Bu artışın üç yönü var. 1. Muhalefeti boğmak. 2. Eleştiriyi kısmak, 3. Kürt talepleri tartışması ve temsilini kriminalize etmek.
Yasal ve meşru Kürt hareketi üzerinde, hatta alternatif Kürt politikası, çalışması, araştırması üzerinde görülmemiş bir baskı var.
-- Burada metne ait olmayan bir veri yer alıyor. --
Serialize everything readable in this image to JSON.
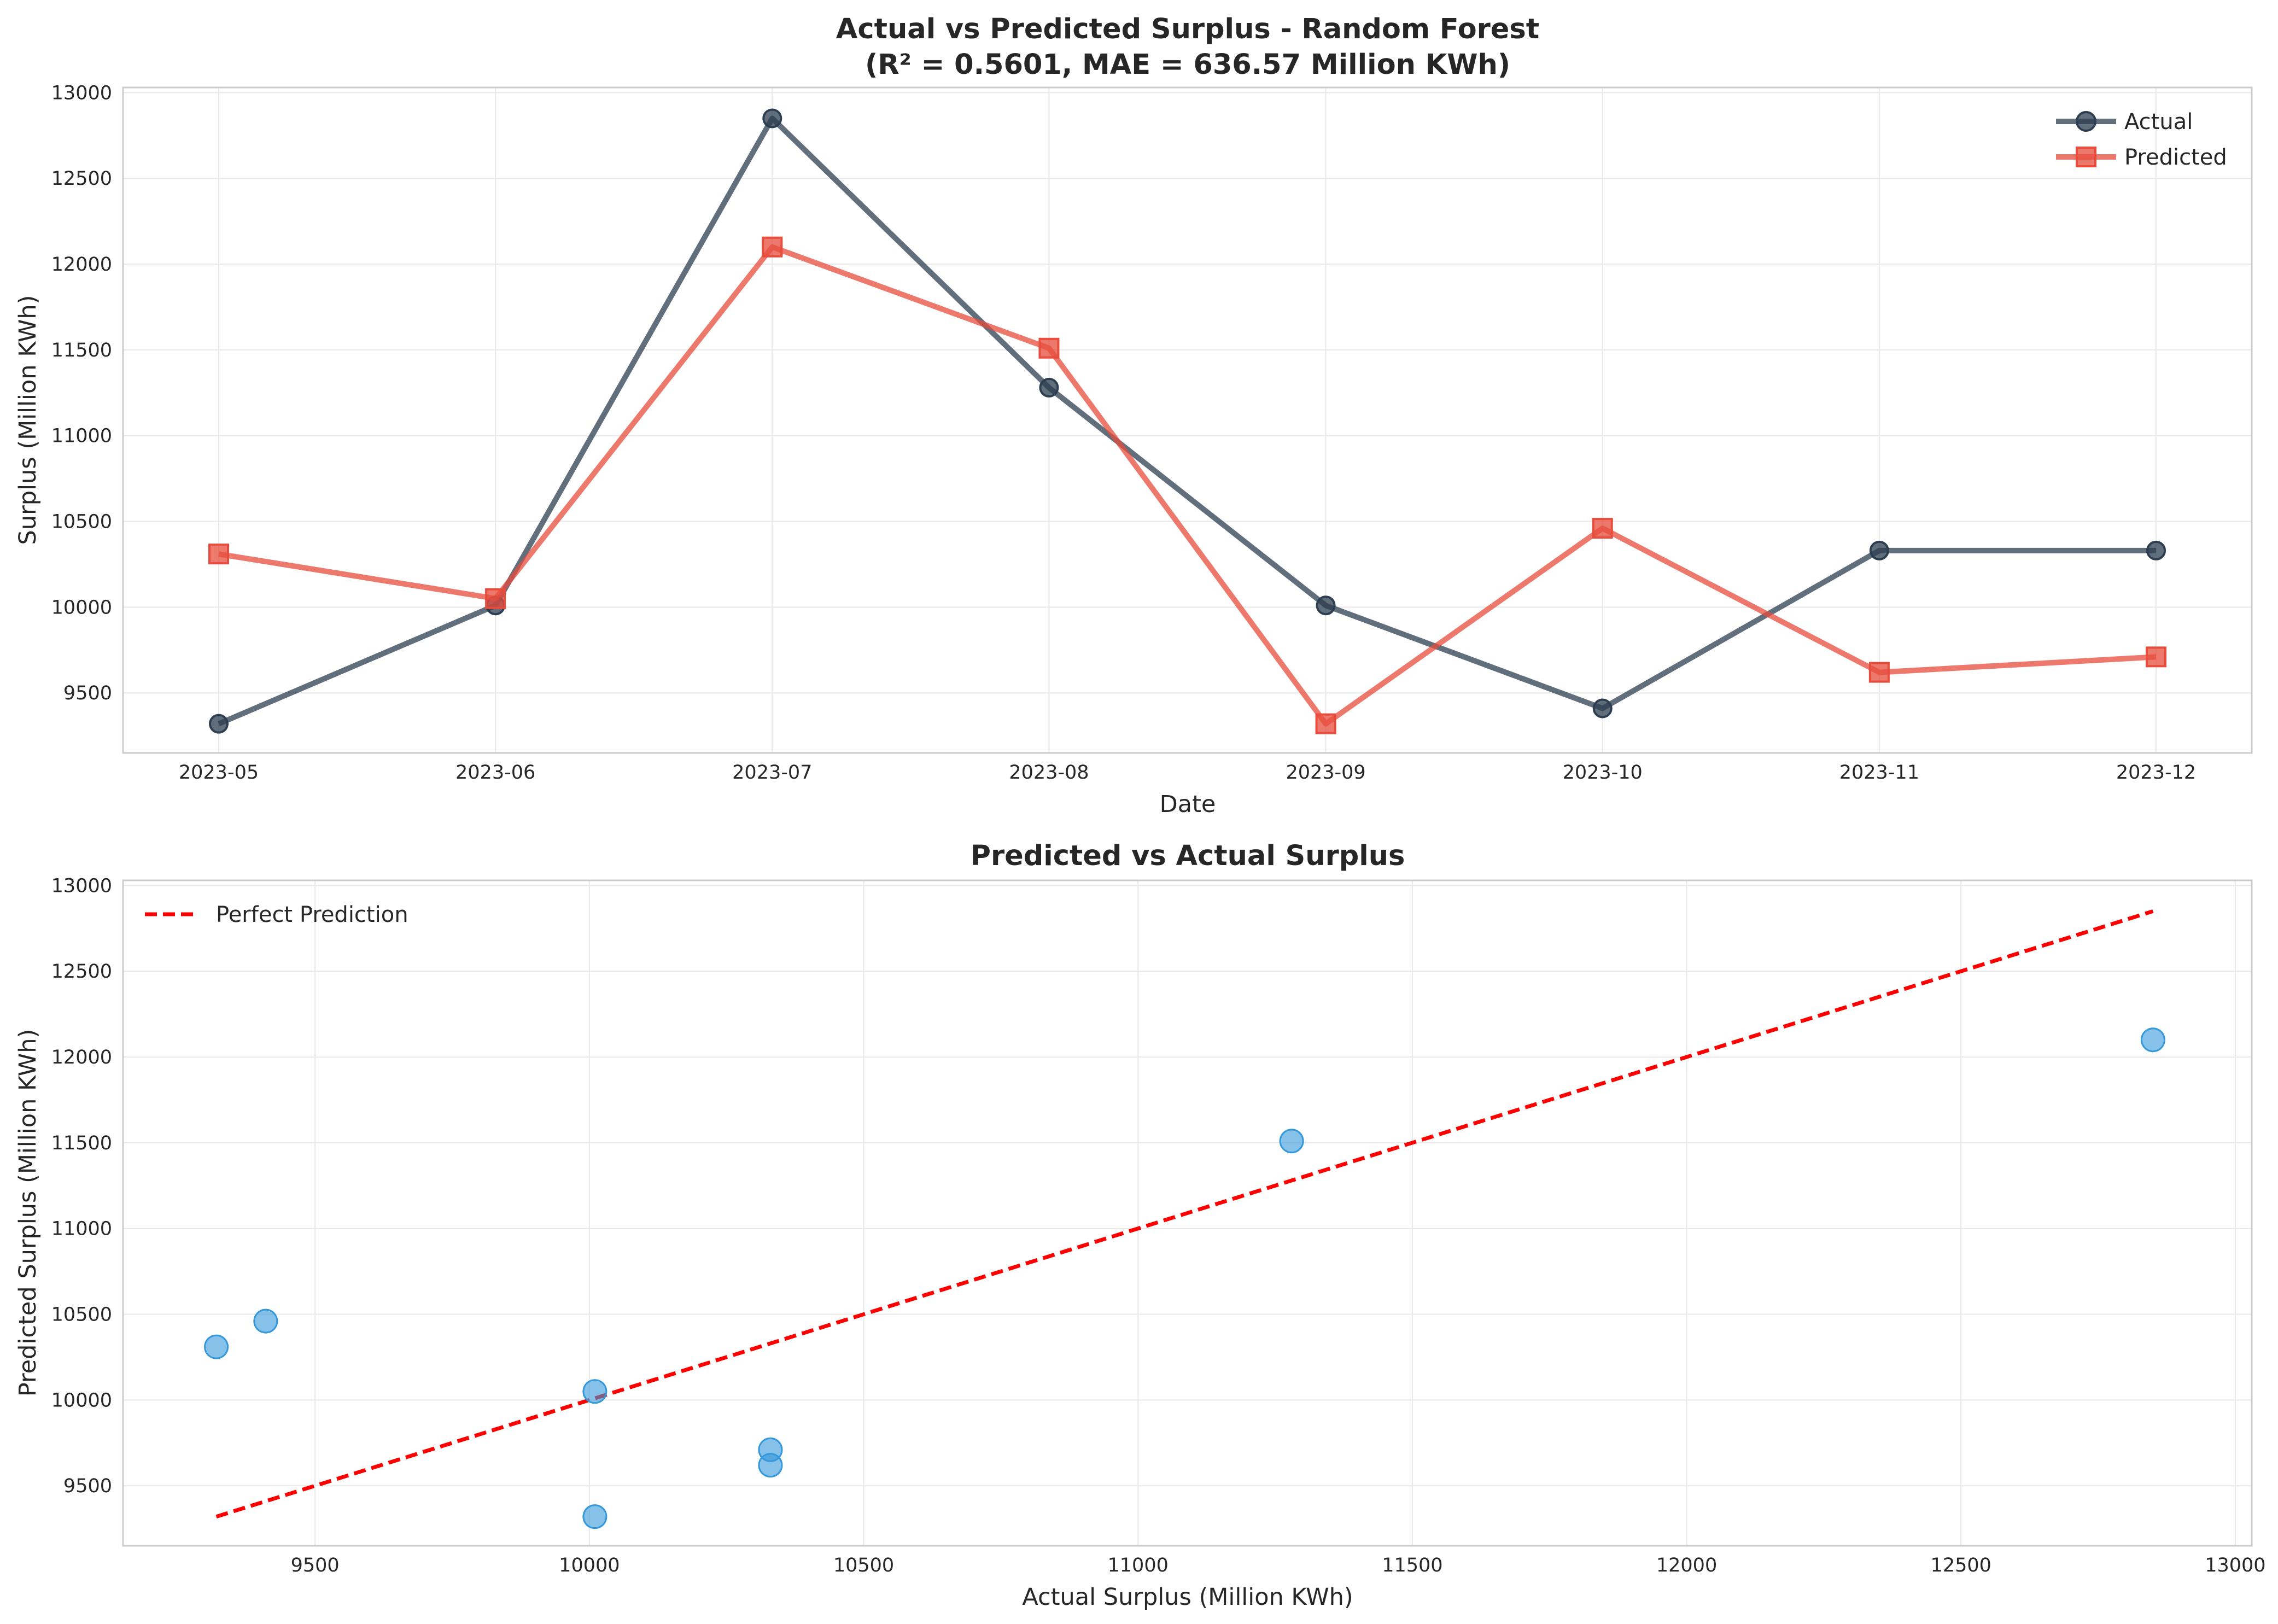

Son yapılan HDK operasyonunda gözaltına alınan isimler ve niteliklerinin gösterdiği, Kürt sorunuyla teması olan kişileri bile hedefe koymasıdır.
Umutlara oranla çelişkili görünüm ortada..
Mevcut açılım koşullarda, siyasi iktidarın, otoriter politikasını değiştirmesi beklenmese bile, bu politikayı bu denli kesifleştireceği akla gelmezdi.
Baskı ortamının artmasının nedeni, milliyetçi tepkileri ön almak için midir, bilinmez, ama gerekçe ve mantık ne olursa olsun, yaşanan eşyanın tabiatıyla uyumlu değildir.
Sorunu silahtan ibaret sanan iktidar saflarına şunu hatırlatmak da fayda var.
Ana dilde eğitim, yerel yönetimlerde güçlenme veya yerel demokrasi bu ülkede , sistemin parçası haline gelmiş kimi gruplar dışında, Kürdün kökenli farklı düzey ve biçimlerde paylaştığı hassasiyetlerdir. Bunlar olduğu yerde duruyor.
Yok saymanın ürettiği toplumsal zemin de öyle: Göç, kentlere yığılma, işsizlik, çocuk emeği, kırsal alanın çoraklaşması, bu zeminin temel unsurları. Daha birkaç yıl önce, Diyarbakır’da, “ortanca yaş” 22,2 ile nüfusun yüzde 53’ünü çocuklar oluşturuyordu. Erkeklerin yarısı 17 yaş, kadınların yarısı 18 yaş altıydı.
Bunu görmesiniz bile görenleri, yeni bir hamlenin asgari koşulu engellemeyin.